Laminar Flow is a quiet smooth flow through blood vessels – whereas turbulent flow makes a noise as it flows – the more turbulent the flow the louder the noise. Turbulent flow produces murmur like sounds in the heart. A Bruit is the unusual sound that blood makes when it rushes past an obstruction (called turbulent flow) in an artery when the sound is auscultated with the bell portion of a stethoscope. A related term is "vascular murmur", which should not be confused with a heart murmur.

Determining if flow is Laminar versus Turbulent The Reynolds number is used to determine whether a flow will be laminar or turbulent. Reynolds number (Re) is the ratio of inertial forces to viscous forces and is given by the formula: Re = ρVD/μ where ρ = density of the fluid, V = velocity, D = pipe diameter, and μ = fluid viscosity. If Re is high (>2100), inertial forces dominate viscous forces and the flow is turbulent; if Re number is low (<1100), viscous forces dominate and the flow is laminar.

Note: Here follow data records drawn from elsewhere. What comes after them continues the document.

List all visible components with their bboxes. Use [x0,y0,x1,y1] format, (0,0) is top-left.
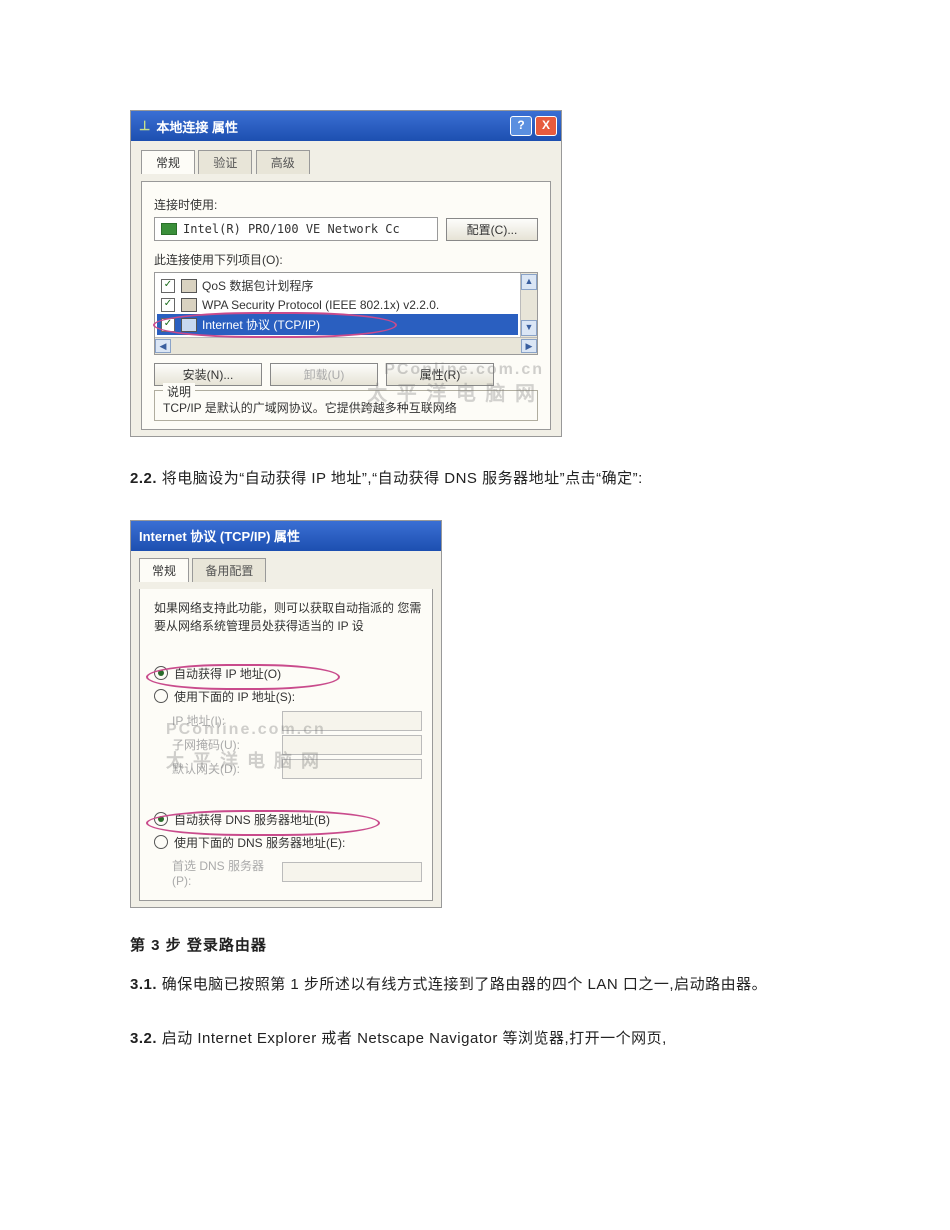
group-title: 说明 [163,383,195,400]
scroll-down-icon[interactable]: ▼ [521,320,537,336]
window-titlebar: Internet 协议 (TCP/IP) 属性 [131,521,441,551]
scroll-up-icon[interactable]: ▲ [521,274,537,290]
field-label: 默认网关(D): [172,760,282,777]
tab-general[interactable]: 常规 [141,150,195,174]
dns-primary-field: 首选 DNS 服务器(P): [172,857,422,888]
ip-input[interactable] [282,711,422,731]
paragraph-3-2: 3.2. 启动 Internet Explorer 戒者 Netscape Na… [130,1025,820,1054]
checkbox-icon[interactable]: ✓ [161,298,175,312]
tab-general[interactable]: 常规 [139,558,189,582]
tab-alt-config[interactable]: 备用配置 [192,558,266,582]
screenshot-local-connection-properties: ⊥ 本地连接 属性 ? X 常规 验证 高级 连接时使用: Intel(R) P… [130,110,562,437]
radio-icon[interactable] [154,835,168,849]
horizontal-scrollbar[interactable]: ◀ ▶ [155,337,537,354]
ip-input[interactable] [282,759,422,779]
ip-input[interactable] [282,735,422,755]
titlebar-icon: ⊥ [139,118,150,134]
list-item-selected[interactable]: ✓ Internet 协议 (TCP/IP) [157,314,518,335]
tab-panel: 如果网络支持此功能，则可以获取自动指派的 您需要从网络系统管理员处获得适当的 I… [139,589,433,901]
window-title: Internet 协议 (TCP/IP) 属性 [139,526,437,545]
nic-display: Intel(R) PRO/100 VE Network Cc [154,217,438,241]
radio-auto-ip[interactable]: 自动获得 IP 地址(O) [154,665,422,682]
radio-label: 使用下面的 IP 地址(S): [174,688,295,705]
protocol-icon [181,279,197,293]
uninstall-button[interactable]: 卸载(U) [270,363,378,386]
description-text: TCP/IP 是默认的广域网协议。它提供跨越多种互联网络 [163,399,529,416]
help-button[interactable]: ? [510,116,532,136]
close-button[interactable]: X [535,116,557,136]
field-label: 首选 DNS 服务器(P): [172,857,282,888]
radio-icon[interactable] [154,689,168,703]
list-item-label: Internet 协议 (TCP/IP) [202,316,320,333]
field-label: IP 地址(I): [172,712,282,729]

Mean Arterial Pressure It is defined as the average arterial pressure during a single cardiac cycle. MAP (SYSTEMIC) = CO X TPR (SVR) MAP (SYSTEMIC) is the average pressure in the systemic circulation (Left Ventricle to Right Atrium). Thus MAP (pulmonic) can be calculated also as well as other circulations. CO is the cardiac output = heart rate x stroke volume (stroke volume is End Diastolic Volume – End Systolic Volume) TPR (SVR) is the total resistance in the systemic circulation

MAP (SYSTEMIC) = CO X TPR (SVR) This formula is an excellent one to use to understand pressures in the blood vessels. It can explain hypertensive pressures, normotensive pressures and hypotensive pressures. However, it cannot be actually calculated in that the TPR cannot be calculated. TPR in involves calculating the radius of the blood vessels at each millimeter along the circulation – the human body has approximately 60,000 miles of blood vessels – thus this is impossible to calculate. The algebraic formula used to calculate MAP is MAP = DBP + 1/3 (SBP – DBP) DBP is the Diastolic Blood Pressure, and SBP is the Systolic Blood Pressure SBP – DBP is the Pulse Pressure

MAP = DBP + 1/3 (SBP – DBP) Systolic Blood Pressure – occurs during Ejection Contraction Time The Diastolic Blood Pressure has more weight (significance) in this formula – because during one cardiac cycle there is more time spent in diastole in the blood vessels than is systole. The actual way MAP is calculated by the computer (arterial line) is using differential Calculus. Differential calculus exactly calculates the area under a curve.

Blood Vessel Wall Tension Tension = Pressure inside vessel x r/ 2 r is radius of the vessel Interpretation: For a given blood pressure, increasing the radius of the blood vessel leads to a linear increase in tension. This implies that large arteries must have thicker walls than small arteries in order to withstand the level of tension.